水分が不足すると血液が濃縮され、肝臓や腎臓への負担も大きくなります。これは、病気への抵抗力の低下などさまざまな悪影響を与える可能性があります。

 水はとても身近なものですが、牛の体のなかでは、代謝全体を支えている重要な存在だと改めて感じます。

各ステージにおける飲水の重要性

 飲水管理は、搾乳牛だけでなく、哺育期、育成期、乾乳期にも重要です。それぞれのステージで、水がどのように関わっているのかを整理してみます。

哺育期

 哺育期で大切なのは、「ミルクを飲んでいるから水は不要」とは考えないことです。子牛が飲むミルクは、食道溝を通ってダイレクトに第4胃へ流れます。一方で、スターター(固形飼料)の消化に必要なのは、第1胃であるルーメンです。

 ルーメンに常在する微生物が増え、スターターを発酵させて酪酸やプロピオン酸を作り出すためには、第1胃の中に水が独立して存在している必要があります。

 生後早い段階から、新鮮な水を自由に飲める環境にしておくと、スターターの摂取量が早期に増え、絨毛の発達が促されます。その結果、離乳ショックを最小限に抑え、将来「強く健康な牛」になるための胃の基礎が作られると考えています。

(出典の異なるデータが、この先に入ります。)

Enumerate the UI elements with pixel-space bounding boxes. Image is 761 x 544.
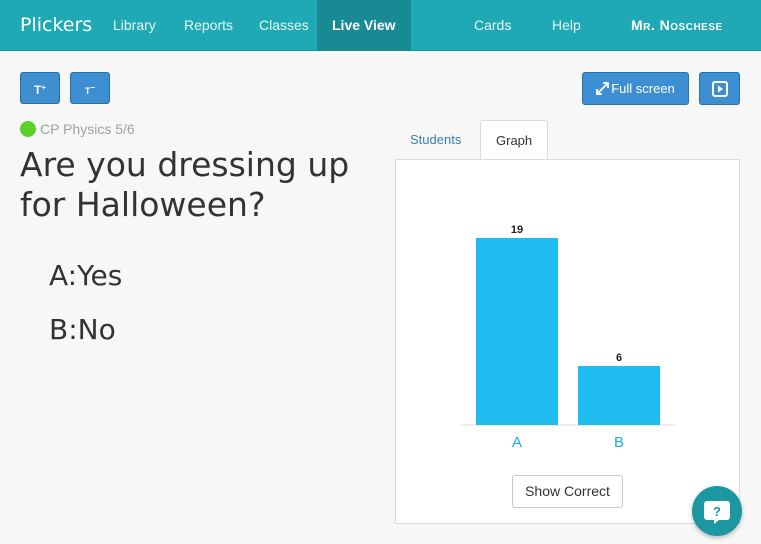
choice-text: Yes [77, 259, 123, 292]
plus-icon: + [41, 83, 46, 92]
nav-classes[interactable]: Classes [259, 0, 309, 51]
choice-letter: A: [49, 259, 78, 292]
tab-graph[interactable]: Graph [480, 120, 548, 160]
bar-value-label: 19 [511, 224, 523, 236]
bar-a [476, 238, 558, 425]
nav-library[interactable]: Library [113, 0, 156, 51]
nav-reports[interactable]: Reports [184, 0, 233, 51]
bar-category-label: A [512, 434, 522, 451]
fullscreen-button[interactable]: Full screen [582, 72, 689, 105]
live-status-dot [20, 121, 36, 137]
bar-category-label: B [614, 434, 624, 451]
minus-icon: − [90, 83, 96, 92]
class-name: CP Physics 5/6 [40, 121, 135, 137]
play-icon [711, 81, 728, 97]
nav-help[interactable]: Help [552, 0, 581, 51]
show-correct-button[interactable]: Show Correct [512, 475, 623, 508]
class-indicator: CP Physics 5/6 [20, 120, 135, 138]
help-chat-button[interactable]: ? [692, 486, 742, 536]
choice-text: No [77, 313, 116, 346]
choice-b: B:No [49, 313, 116, 347]
brand-logo[interactable]: Plickers [20, 0, 92, 51]
svg-text:?: ? [713, 504, 721, 519]
results-bar-chart: 19 A 6 B [461, 224, 675, 451]
nav-cards[interactable]: Cards [474, 0, 511, 51]
choice-letter: B: [49, 313, 78, 346]
top-navbar: Plickers Library Reports Classes Live Vi… [0, 0, 761, 51]
chat-question-icon: ? [704, 501, 730, 524]
nav-user-menu[interactable]: Mr. Noschese [631, 0, 723, 51]
bar-value-label: 6 [616, 352, 622, 364]
increase-text-size-button[interactable]: T+ [20, 72, 60, 104]
present-button[interactable] [699, 72, 740, 105]
expand-icon [596, 82, 610, 95]
fullscreen-label: Full screen [611, 81, 675, 96]
choice-a: A:Yes [49, 259, 122, 293]
bar-b [578, 365, 660, 425]
decrease-text-size-button[interactable]: T− [70, 72, 110, 104]
nav-live-view[interactable]: Live View [317, 0, 411, 51]
tab-students[interactable]: Students [395, 120, 476, 160]
question-text: Are you dressing up for Halloween? [20, 145, 350, 224]
graph-panel: 19 A 6 B [395, 159, 740, 524]
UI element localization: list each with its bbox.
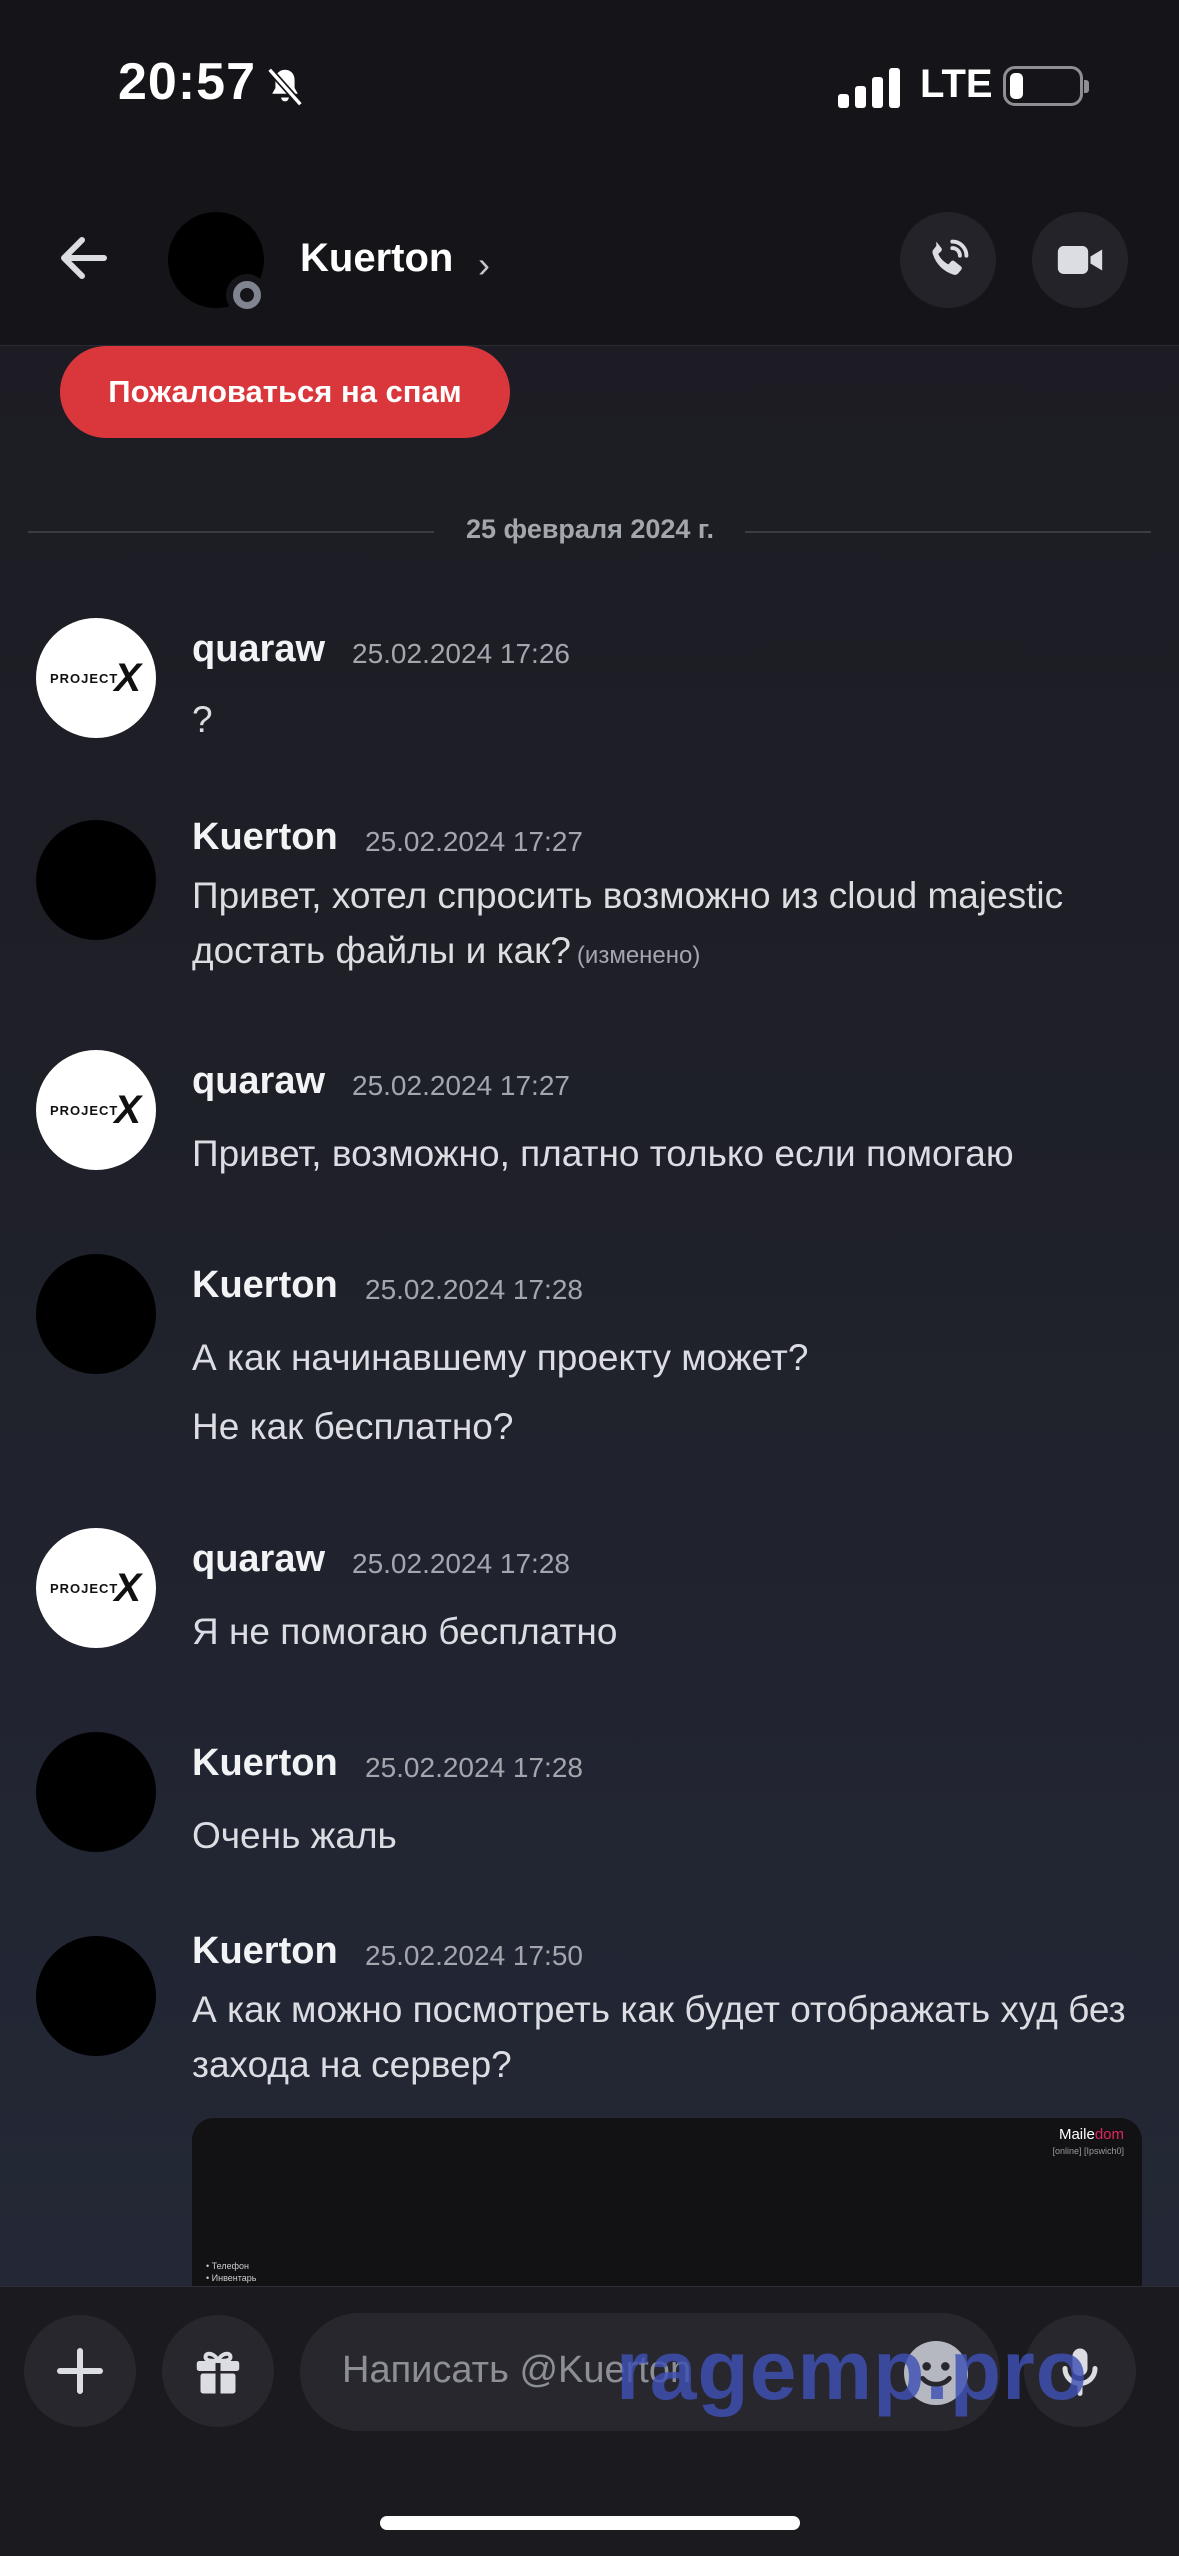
- chat-header: Kuerton ›: [0, 170, 1179, 346]
- message-timestamp: 25.02.2024 17:27: [365, 826, 583, 857]
- message-timestamp: 25.02.2024 17:27: [352, 1070, 570, 1101]
- date-divider-line: [745, 531, 1151, 533]
- project-x-logo: PROJECT X: [49, 1565, 143, 1610]
- message-text[interactable]: А как начинавшему проекту может?: [192, 1330, 1142, 1385]
- video-call-button[interactable]: [1032, 212, 1128, 308]
- message-author[interactable]: Kuerton: [192, 816, 338, 859]
- home-indicator[interactable]: [380, 2516, 800, 2530]
- attachment-brand: Mailedom: [1058, 2126, 1124, 2143]
- message-author[interactable]: Kuerton: [192, 1742, 338, 1785]
- watermark: ragemp.pro: [616, 2323, 1089, 2417]
- edited-label: (изменено): [576, 942, 701, 969]
- battery-icon: [1003, 66, 1089, 106]
- message-author[interactable]: quaraw: [192, 628, 325, 671]
- project-x-logo: PROJECT X: [49, 655, 143, 700]
- battery-fill: [1010, 73, 1023, 99]
- phone-icon: [932, 239, 969, 275]
- attachment-menu: • Телефон • Инвентарь: [206, 2261, 257, 2283]
- bell-slash-icon: [267, 67, 303, 107]
- status-bar: 20:57 LTE: [0, 0, 1179, 170]
- chevron-right-icon[interactable]: ›: [478, 244, 490, 286]
- message-text[interactable]: Привет, хотел спросить возможно из cloud…: [192, 868, 1142, 983]
- message-timestamp: 25.02.2024 17:50: [365, 1940, 583, 1971]
- message-avatar[interactable]: PROJECT X: [36, 1528, 156, 1648]
- date-divider-line: [28, 531, 434, 533]
- message-author[interactable]: quaraw: [192, 1060, 325, 1103]
- back-arrow-icon[interactable]: [52, 226, 116, 290]
- signal-icon: [838, 66, 900, 108]
- message-avatar[interactable]: [36, 1254, 156, 1374]
- message-author[interactable]: Kuerton: [192, 1264, 338, 1307]
- message-timestamp: 25.02.2024 17:28: [365, 1274, 583, 1305]
- report-spam-button[interactable]: Пожаловаться на спам: [60, 346, 510, 438]
- message-timestamp: 25.02.2024 17:26: [352, 638, 570, 669]
- gift-icon: [196, 2351, 240, 2394]
- message-timestamp: 25.02.2024 17:28: [365, 1752, 583, 1783]
- message-text[interactable]: Привет, возможно, платно только если пом…: [192, 1126, 1142, 1181]
- image-attachment[interactable]: Mailedom [online] [Ipswich0] • Телефон •…: [192, 2118, 1142, 2286]
- status-time: 20:57: [118, 53, 256, 111]
- message-avatar[interactable]: PROJECT X: [36, 1050, 156, 1170]
- voice-call-button[interactable]: [900, 212, 996, 308]
- gift-button[interactable]: [162, 2315, 274, 2427]
- message-author[interactable]: Kuerton: [192, 1930, 338, 1973]
- attach-button[interactable]: [24, 2315, 136, 2427]
- message-avatar[interactable]: [36, 1732, 156, 1852]
- video-camera-icon: [1057, 246, 1103, 274]
- attachment-subtitle: [online] [Ipswich0]: [1052, 2146, 1124, 2156]
- network-type: LTE: [920, 62, 993, 106]
- project-x-logo: PROJECT X: [49, 1087, 143, 1132]
- offline-status-icon: [226, 274, 268, 316]
- plus-icon: [57, 2348, 103, 2394]
- message-text[interactable]: Очень жаль: [192, 1808, 1142, 1863]
- message-author[interactable]: quaraw: [192, 1538, 325, 1581]
- date-divider: 25 февраля 2024 г.: [466, 514, 714, 544]
- message-text[interactable]: ?: [192, 692, 1142, 747]
- message-timestamp: 25.02.2024 17:28: [352, 1548, 570, 1579]
- message-text[interactable]: А как можно посмотреть как будет отображ…: [192, 1982, 1142, 2092]
- message-avatar[interactable]: [36, 820, 156, 940]
- message-avatar[interactable]: PROJECT X: [36, 618, 156, 738]
- message-text[interactable]: Не как бесплатно?: [192, 1399, 1142, 1454]
- contact-name[interactable]: Kuerton: [300, 236, 453, 281]
- message-avatar[interactable]: [36, 1936, 156, 2056]
- message-text[interactable]: Я не помогаю бесплатно: [192, 1604, 1142, 1659]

 脱水は、子牛の健康を悪化させる大きな要因になります。子牛が水を飲める環境づくりを、早い段階から意識していきたいところです。

育成期

 育成期は、骨格形成と、将来長く生き抜くための「強い内臓」を作る期間です。

 この時期は、将来の腹づくり、つまりルーメン容積の拡大のために、繊維質の多い粗飼料(サイレージや乾草)の給与比率が高まります。繊維をしっかりとルーメン微生物に分解させるためには、多くの水分が必要です。

 注意したいのは、育成牛は群で飼育されることが多いという点です。水槽の数やスペースが足りないと、社会的順位の低い牛が十分に水を飲めず、成長が遅れる原因になることがあります。

乾乳期

 乾乳期で重要なのは、次の搾乳期に向けた「分娩準備」と「分娩後の代謝性疾患予防」です。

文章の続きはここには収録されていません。